Article from For Liberty by Norm Leahy.

Senate Republicans have unveiled their latest coronavirus relief spending bill  — a $1 trillion package that offers much less, to far fewer, than the House Democrats’ $3.5 trillion bill, but still adds more debt to the nation’s balance sheet.

According to the Wall Street Journal, the GOP package:

…will include another round of direct $1,200 payments to many Americans, $100 billion in aid to schools and universities and additional money for coronavirus testing, according to administration officials.

State and local governments would get no additional aid, though the Republican proposal will grant them more flexibility in using existing federal assistance.

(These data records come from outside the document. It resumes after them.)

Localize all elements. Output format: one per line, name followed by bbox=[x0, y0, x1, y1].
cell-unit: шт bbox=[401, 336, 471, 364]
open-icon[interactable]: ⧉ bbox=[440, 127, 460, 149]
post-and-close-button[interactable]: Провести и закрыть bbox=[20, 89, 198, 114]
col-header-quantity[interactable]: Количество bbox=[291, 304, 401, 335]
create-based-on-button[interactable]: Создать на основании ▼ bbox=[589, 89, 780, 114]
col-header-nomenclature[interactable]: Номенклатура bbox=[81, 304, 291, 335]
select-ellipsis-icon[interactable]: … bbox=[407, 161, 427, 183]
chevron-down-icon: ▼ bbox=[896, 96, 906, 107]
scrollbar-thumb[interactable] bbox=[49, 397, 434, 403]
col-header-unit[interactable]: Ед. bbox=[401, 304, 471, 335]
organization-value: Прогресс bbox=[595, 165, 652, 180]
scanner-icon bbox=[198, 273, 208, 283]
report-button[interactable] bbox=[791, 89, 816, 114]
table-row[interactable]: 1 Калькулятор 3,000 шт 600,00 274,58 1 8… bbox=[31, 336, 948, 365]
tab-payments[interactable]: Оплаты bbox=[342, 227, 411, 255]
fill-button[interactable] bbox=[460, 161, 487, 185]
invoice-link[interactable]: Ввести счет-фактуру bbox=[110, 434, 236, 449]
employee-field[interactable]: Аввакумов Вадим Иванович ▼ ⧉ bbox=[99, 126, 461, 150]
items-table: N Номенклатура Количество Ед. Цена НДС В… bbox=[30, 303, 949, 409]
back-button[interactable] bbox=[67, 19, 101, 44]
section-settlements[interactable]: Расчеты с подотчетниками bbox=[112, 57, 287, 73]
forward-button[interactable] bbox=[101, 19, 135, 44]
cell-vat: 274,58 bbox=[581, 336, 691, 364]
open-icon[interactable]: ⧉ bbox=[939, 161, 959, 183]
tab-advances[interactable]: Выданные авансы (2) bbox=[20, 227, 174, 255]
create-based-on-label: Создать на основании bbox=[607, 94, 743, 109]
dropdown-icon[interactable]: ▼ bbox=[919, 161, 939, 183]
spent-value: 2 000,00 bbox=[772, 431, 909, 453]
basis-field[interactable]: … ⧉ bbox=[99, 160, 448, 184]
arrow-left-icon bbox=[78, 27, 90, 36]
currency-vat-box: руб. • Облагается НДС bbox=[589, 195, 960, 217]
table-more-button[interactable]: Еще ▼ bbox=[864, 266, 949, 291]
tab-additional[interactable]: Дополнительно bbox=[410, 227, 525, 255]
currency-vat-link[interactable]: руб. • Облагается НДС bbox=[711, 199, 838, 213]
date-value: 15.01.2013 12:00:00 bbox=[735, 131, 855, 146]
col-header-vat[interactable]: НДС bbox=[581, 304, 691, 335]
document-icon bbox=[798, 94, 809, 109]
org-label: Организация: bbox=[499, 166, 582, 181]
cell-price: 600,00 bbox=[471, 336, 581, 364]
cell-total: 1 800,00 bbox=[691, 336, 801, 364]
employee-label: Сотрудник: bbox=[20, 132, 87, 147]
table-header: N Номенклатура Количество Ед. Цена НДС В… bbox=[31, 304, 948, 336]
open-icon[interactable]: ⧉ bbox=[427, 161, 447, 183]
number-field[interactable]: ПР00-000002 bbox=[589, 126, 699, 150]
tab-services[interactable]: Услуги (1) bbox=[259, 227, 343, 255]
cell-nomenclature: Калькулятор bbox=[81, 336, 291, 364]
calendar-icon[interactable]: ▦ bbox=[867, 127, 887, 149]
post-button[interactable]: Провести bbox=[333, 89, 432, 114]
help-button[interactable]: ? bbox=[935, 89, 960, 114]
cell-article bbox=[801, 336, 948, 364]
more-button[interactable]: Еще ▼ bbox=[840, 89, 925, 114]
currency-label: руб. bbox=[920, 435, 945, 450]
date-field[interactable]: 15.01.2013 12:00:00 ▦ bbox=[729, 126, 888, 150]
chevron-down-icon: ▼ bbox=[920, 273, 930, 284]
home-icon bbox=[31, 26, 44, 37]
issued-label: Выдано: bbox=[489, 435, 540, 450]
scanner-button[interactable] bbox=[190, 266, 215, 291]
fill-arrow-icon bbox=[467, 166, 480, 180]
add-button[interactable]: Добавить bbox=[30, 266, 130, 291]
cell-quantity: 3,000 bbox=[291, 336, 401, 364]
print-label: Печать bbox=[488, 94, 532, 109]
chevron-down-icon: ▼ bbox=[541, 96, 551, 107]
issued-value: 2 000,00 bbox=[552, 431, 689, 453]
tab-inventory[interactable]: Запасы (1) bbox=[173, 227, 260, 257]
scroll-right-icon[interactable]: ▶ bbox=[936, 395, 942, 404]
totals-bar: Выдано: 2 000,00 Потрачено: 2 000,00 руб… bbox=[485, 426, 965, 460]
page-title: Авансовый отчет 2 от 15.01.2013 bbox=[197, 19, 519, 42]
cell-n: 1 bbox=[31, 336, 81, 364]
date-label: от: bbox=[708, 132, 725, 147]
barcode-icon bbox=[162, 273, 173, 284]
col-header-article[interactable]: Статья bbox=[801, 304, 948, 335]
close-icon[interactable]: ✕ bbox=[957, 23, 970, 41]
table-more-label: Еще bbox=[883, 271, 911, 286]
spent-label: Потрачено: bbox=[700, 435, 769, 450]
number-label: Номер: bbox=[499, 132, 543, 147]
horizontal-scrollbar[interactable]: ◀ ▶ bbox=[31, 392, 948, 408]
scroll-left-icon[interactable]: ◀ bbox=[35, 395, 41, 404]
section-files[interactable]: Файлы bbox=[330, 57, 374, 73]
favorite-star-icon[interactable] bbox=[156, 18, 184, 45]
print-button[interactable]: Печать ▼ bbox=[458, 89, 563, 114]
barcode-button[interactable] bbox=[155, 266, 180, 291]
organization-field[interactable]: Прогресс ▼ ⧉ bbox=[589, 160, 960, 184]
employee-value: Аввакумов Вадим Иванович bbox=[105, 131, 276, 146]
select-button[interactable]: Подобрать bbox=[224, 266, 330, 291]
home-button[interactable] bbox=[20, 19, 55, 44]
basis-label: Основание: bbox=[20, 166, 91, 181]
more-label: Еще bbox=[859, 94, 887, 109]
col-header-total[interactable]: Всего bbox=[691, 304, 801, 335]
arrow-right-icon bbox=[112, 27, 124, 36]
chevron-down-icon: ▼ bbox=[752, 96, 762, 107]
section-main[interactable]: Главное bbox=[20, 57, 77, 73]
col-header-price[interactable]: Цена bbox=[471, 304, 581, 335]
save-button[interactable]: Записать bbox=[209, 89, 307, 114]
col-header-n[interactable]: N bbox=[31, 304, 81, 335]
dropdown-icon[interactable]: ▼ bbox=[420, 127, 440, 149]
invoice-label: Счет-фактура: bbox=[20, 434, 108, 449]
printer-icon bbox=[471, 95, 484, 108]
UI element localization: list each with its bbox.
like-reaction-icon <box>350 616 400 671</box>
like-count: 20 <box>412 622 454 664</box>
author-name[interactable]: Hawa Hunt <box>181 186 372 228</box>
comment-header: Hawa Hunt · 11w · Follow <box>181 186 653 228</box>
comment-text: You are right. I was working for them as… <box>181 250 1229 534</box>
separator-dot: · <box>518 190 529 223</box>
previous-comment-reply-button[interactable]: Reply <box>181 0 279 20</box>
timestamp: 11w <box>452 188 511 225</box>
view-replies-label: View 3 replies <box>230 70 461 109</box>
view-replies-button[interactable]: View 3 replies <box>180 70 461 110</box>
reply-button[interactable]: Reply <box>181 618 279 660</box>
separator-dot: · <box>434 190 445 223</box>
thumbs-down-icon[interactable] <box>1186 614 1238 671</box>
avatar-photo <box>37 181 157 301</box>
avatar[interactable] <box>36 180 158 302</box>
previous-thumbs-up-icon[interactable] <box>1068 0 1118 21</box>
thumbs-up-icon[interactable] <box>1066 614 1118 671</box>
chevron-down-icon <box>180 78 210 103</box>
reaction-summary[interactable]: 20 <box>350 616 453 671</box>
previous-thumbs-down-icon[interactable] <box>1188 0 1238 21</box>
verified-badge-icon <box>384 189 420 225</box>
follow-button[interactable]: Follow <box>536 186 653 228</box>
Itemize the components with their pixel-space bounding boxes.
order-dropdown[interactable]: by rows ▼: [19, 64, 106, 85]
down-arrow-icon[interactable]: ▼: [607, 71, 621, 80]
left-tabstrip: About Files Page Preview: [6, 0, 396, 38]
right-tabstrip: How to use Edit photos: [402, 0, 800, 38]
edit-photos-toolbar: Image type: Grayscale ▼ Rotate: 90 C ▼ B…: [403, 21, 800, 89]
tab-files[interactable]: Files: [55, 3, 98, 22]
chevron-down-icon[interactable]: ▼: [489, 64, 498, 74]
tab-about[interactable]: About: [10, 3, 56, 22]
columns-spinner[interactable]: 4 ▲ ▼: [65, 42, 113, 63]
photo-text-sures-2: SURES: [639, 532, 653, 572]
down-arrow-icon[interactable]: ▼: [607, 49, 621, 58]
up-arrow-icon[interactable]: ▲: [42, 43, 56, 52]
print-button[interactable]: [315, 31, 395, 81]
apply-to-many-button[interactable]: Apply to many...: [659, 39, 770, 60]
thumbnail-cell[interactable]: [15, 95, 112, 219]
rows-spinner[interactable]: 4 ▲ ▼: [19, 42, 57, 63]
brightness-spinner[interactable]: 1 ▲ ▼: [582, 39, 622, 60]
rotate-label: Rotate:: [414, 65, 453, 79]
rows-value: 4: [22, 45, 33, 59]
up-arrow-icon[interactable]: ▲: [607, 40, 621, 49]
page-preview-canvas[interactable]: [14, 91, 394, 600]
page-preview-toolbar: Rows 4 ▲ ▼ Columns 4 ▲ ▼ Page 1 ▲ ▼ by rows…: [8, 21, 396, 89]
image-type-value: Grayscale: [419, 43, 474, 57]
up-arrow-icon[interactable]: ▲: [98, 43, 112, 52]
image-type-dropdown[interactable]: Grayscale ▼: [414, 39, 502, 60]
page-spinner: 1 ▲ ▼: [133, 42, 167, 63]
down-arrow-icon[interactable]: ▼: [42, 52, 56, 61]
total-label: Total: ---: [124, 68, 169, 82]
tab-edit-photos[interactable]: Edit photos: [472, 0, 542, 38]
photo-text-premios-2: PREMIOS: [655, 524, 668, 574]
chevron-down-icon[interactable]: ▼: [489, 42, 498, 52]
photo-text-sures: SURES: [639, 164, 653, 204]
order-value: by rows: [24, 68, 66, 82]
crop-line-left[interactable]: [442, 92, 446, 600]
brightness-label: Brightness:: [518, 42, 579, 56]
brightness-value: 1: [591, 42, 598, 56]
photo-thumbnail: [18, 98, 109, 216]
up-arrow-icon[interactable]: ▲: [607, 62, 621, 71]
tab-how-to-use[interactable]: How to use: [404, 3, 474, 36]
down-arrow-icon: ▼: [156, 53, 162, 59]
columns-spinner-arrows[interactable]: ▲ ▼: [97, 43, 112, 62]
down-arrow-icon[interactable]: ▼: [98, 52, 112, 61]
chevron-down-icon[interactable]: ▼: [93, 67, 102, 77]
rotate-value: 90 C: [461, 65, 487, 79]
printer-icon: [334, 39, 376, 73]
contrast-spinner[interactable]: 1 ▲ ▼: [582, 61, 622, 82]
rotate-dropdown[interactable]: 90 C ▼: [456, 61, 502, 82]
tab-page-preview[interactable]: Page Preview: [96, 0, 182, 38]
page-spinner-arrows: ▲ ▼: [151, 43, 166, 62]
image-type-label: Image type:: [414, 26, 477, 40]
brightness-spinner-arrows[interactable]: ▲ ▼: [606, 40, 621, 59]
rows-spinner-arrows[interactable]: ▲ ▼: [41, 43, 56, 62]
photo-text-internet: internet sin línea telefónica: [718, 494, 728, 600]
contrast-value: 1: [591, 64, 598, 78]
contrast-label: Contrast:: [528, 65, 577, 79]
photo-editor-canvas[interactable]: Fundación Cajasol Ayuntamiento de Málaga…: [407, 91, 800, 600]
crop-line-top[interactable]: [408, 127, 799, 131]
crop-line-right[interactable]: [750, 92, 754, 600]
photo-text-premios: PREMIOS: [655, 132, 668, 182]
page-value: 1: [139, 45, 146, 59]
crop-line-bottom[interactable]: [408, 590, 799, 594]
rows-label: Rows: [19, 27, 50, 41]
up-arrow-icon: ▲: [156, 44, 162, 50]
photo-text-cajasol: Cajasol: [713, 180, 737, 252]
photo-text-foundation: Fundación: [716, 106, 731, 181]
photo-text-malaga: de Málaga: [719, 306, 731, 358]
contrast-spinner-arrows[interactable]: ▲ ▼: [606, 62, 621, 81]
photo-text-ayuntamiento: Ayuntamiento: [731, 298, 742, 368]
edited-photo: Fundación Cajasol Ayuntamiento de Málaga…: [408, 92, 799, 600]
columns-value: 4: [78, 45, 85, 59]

There are also items to cap unemployment payments and ban extend a moratorium on evictions.

The immediate question is when the House and Senate might strike a deal. The long-term, uncomfortable question is how all this deficit spending will affect the economy. As Veronique de Rugy writes, the political class may try to use the coronavirus as an excuse for all the spending, but the truth is, they were out of control long before the virus made its first headline:

…before this pandemic – and before the destructive reaction by government officials around the country – we experienced 10 straight years of economic growth, including in wage rates. That should have been the time not only to eliminate or reduce budget deficits but also to implement reforms aimed at ensuring fiscal prudence over the long run. Instead, however, Republicans and Democrats only further opened the government-spending faucet. Massive amounts of additional debt, a ‘gift’ to our grandchildren, were accumulated. And when spending caps got in the way of this spending spree, Congress simply got rid of the caps.